Enlil “Lord of the storm.” was the name of the cheif deity of the Sumerians. He was the god of breath, wind, loft, and breadth (height and distance). He is said to have been created by an exhaled breath of An and Ki (God of heavens and goddess of earth) after sexual union. The myth of Enlil and Ninlil states that when Enlil was a young god he was banished from the home of the gods, Dilmun, after raping a godess named Ninlil. After his crime he was banished to the underworld, Kur, which is where Ninlil followed him and bore his first child Nergal, and/or the moon god Sin. Only after Enlil had fathered 3 more children (Underworld deities, replacements for Sin) he was allowed to return to Dilmun. Enlil was known as the inventor of the mattock (a key agricultural pick, hoe, ax or digging tool of the Sumerians) and caused plants to grow.
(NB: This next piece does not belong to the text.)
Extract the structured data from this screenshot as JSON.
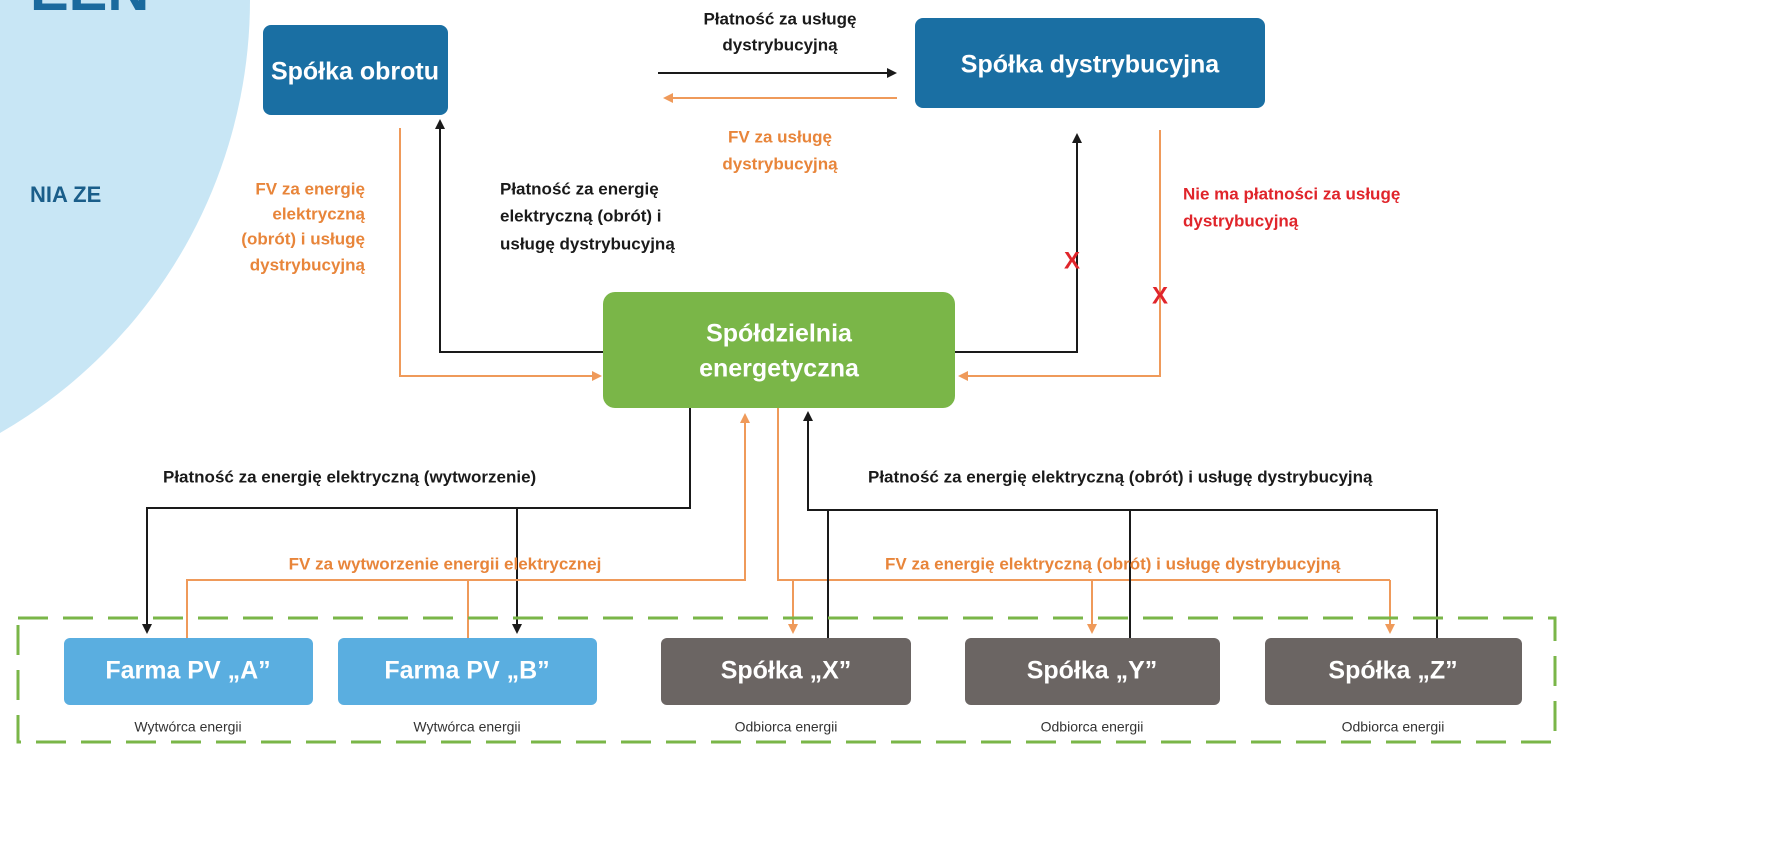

Alright, mythfans. New blog over here examining warfare in the most ancient of ancient worlds. Above is a recent post on Enlil, the Sumerian sky-god (notice the familiar fork-like things he holds: commanding lightning in the same style as Baal, and later Zeus).
Give the blog a look! It’s called A World at War. A lot of informative stuff there, already! I’ll be paying attention to the posts!
Utnapishtim
According to one version of the Mesopotamian flood myth, Utnapishtim was the wise man who alone survived the great flood that was sent to eradicate humanity. The gods Anu, Enlil, Ninurta and Ennugi decided to destroy humankind, having grown tired of their ways. Oh, those humans, with their ways!
However, Ea, the water god, warned Utnapishtim of the conspiracy, and told him to build a great boat, and in it store the seeds of all life. He did it, and loaded it with the said seeds, his cattle, his family, and an ass-load of birds. A filthy rain came for six days and six nights, and the people despaired. On the seventh day it ceased, and all that was left of humanity was a vast heap of thick mud, and Utnapishtim’s ship. He sent out birds to look for land, and eventually a raven found some, prompting Utnapishtim to place offerings to the gods in gratitude. Utnapishtim was granted the immortality of the gods in return for his saving of humanity and appeasing of the mesopotamian pantheon.
Later on, Gilgamesh, (ever heard of him? He’s kind of a big deal) who was a descendant of Utnapishtim, tracked him down to learn of him the secret of immortality. Long story short, he gets rejected.
Now, if this story sounds familiar, that’s because it is. Indeed, the biblical Noah is an analog of Utnapishtim, though the Sumerian/Mesopotamian/Babylonian deluge story was written long before the Noah of the Torah. Deluge myths are found all over the world. People move, stories move, and myths morph into other myths. An argument for cultural diffusion, if you look at it that way. Or, perhaps, we’re all just coded to have similar developmental paths, prompting similar stories to crop up in global religions? That’d be the parallel development argument. Me, I’m a diffusion guy.
Sumerian Religion
When it comes to bein’ old, the Sumerians take the ancient-cake. Sumer is the earliest known civilization in the world, and is known as the Cradle of Civilization. Centred in Mesopotamia (Greek for “the land between the rivers”) between the Euphrates and the Tigris and beginning in the 6th-5th millenium BCE, their empirical and cultural progress influenced mesopotamian development for thousands of years.
Sumerian cosmology saw the universe as a closed dome surrounded by a primordial saltwater sea. Under the earth, which formed the base of the dome, existed an underworld and a freshwater ocean called the Apsu (a name we see in later Babylonian myth). The primordial saltwater sea was named Nammu, and may have later become Tiamat during the Sumerian Renaissance in the 21st-20th century BCE. They developed a pantheon of anthropomorphic deities representing cosmic and terrestrial forces that underwent some changes over the millennia. Some of the important deities were Apsu, An, (god of heaven) Enlil, (god of the air) and Enki (god of freshwater and male fertility).
[Amendment: a kind reader brought a few errors in this post to my attention, and after checking some other sources I’ve adjusted some dates and phrasing. I use a variety of sources and try to cross-reference, but the importance of a particular fact in one source doesn’t always mesh with others, so I try to to establish a middle ground that is as inclusive as possible without overgeneralizing. Sorry for the confusion, and thanks!]